Deans Marsh is a town in Victoria, Australia, located  inland from Lorne.  At the 2016 census, Deans Marsh had a population of 269. Deans Marsh is part of the Otway Harvest Trail, with the Pennyroyal Raspberry Farm and the Gentle Annie Berry Gardens nearby. There are three wineries in the area - Blakes Estate, Dinny Goonan and Gosling Creek.

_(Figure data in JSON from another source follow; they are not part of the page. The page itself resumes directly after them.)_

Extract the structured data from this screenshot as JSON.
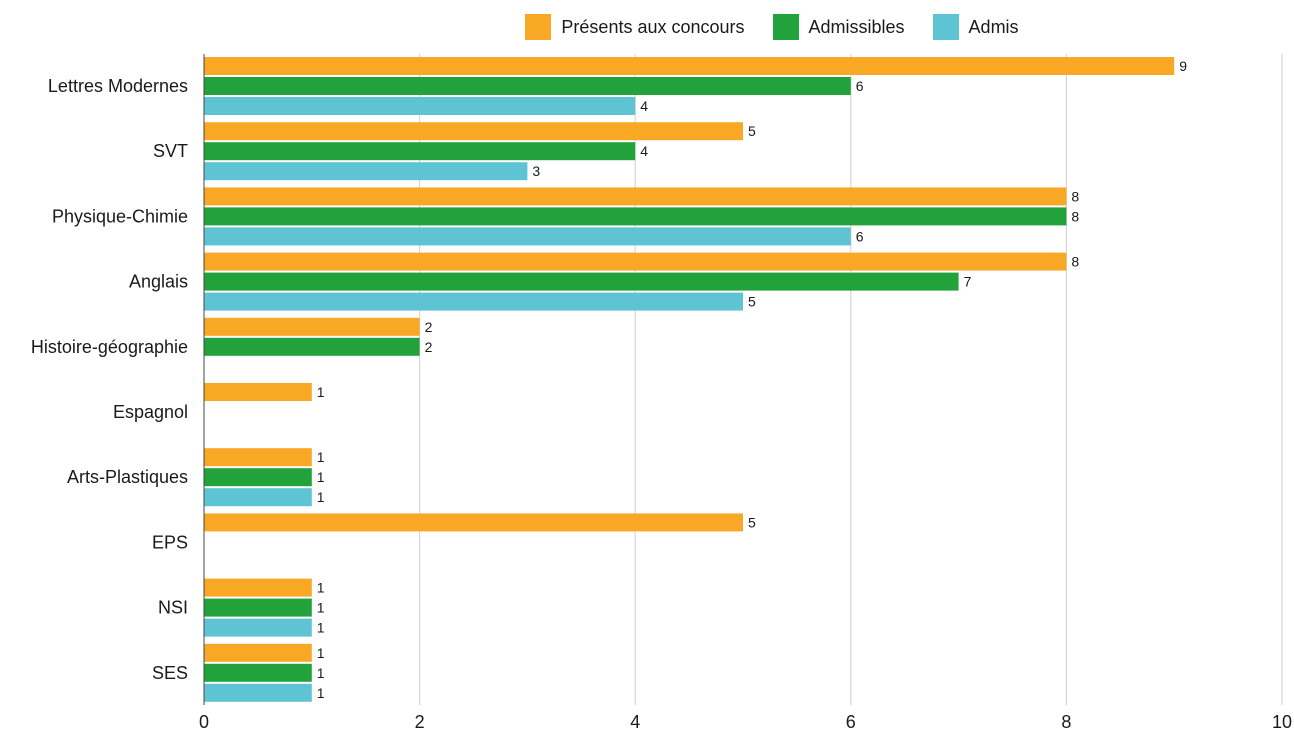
{
  "chart_data": {
    "type": "bar",
    "orientation": "horizontal",
    "categories": [
      "Lettres Modernes",
      "SVT",
      "Physique-Chimie",
      "Anglais",
      "Histoire-géographie",
      "Espagnol",
      "Arts-Plastiques",
      "EPS",
      "NSI",
      "SES"
    ],
    "series": [
      {
        "name": "Présents aux concours",
        "color": "#f9a825",
        "values": [
          9,
          5,
          8,
          8,
          2,
          1,
          1,
          5,
          1,
          1
        ]
      },
      {
        "name": "Admissibles",
        "color": "#22a23b",
        "values": [
          6,
          4,
          8,
          7,
          2,
          null,
          1,
          null,
          1,
          1
        ]
      },
      {
        "name": "Admis",
        "color": "#5ec4d3",
        "values": [
          4,
          3,
          6,
          5,
          null,
          null,
          1,
          null,
          1,
          1
        ]
      }
    ],
    "xlim": [
      0,
      10
    ],
    "xticks": [
      0,
      2,
      4,
      6,
      8,
      10
    ],
    "grid": "vertical",
    "legend": "top-center",
    "data_labels": true
  }
}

Also located in Deans Marsh is Yan Yan Gurt West, a sheep farm known for its 1880s woolshed and innovative practices in regenerative agriculture and agroforestry.

History
Deans Marsh Post Office opened on 3 November 1866.

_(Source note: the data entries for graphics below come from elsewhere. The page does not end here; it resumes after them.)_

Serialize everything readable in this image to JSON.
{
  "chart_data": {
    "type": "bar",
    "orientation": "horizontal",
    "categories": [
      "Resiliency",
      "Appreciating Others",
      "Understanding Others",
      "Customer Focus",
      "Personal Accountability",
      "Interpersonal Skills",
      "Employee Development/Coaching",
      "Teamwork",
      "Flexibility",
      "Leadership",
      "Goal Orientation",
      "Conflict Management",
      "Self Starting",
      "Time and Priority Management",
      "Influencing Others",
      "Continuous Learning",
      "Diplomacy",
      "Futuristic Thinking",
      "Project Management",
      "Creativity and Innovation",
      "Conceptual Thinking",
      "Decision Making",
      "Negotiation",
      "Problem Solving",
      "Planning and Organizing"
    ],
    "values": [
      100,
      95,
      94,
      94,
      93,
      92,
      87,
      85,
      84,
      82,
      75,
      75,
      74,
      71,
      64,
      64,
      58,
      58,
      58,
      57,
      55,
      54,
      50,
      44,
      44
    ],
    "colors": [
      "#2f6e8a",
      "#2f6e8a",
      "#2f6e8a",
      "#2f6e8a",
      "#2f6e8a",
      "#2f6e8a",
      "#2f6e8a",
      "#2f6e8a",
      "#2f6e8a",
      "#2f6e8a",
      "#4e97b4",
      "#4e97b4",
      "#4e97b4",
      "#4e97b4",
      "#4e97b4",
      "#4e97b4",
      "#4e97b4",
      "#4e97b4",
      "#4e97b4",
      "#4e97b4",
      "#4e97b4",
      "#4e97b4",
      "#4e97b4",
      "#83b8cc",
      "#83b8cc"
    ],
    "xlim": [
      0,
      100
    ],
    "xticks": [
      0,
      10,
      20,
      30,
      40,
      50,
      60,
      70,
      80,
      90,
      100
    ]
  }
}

The Forrest railway line, which branched from the Warrnambool line at Birregurra, was opened to Deans Marsh on 19 December 1889, and was extended to Forrest on 5 June 1891. The line was closed on 4 March 1957.

On Ash Wednesday 1983, a fire started at Deans Marsh, which spread rapidly, becoming a huge blaze which razed a considerable area of the Victoria's Surfcoast, destroying a large number of houses in Barwon Downs, Lorne, Fairhaven, Aireys Inlet, and Anglesea, and resulted in the deaths of three people.

Notable people
Deans Marsh is the birthplace of the renowned Wagnerian soprano Marjorie Lawrence (1907–1979).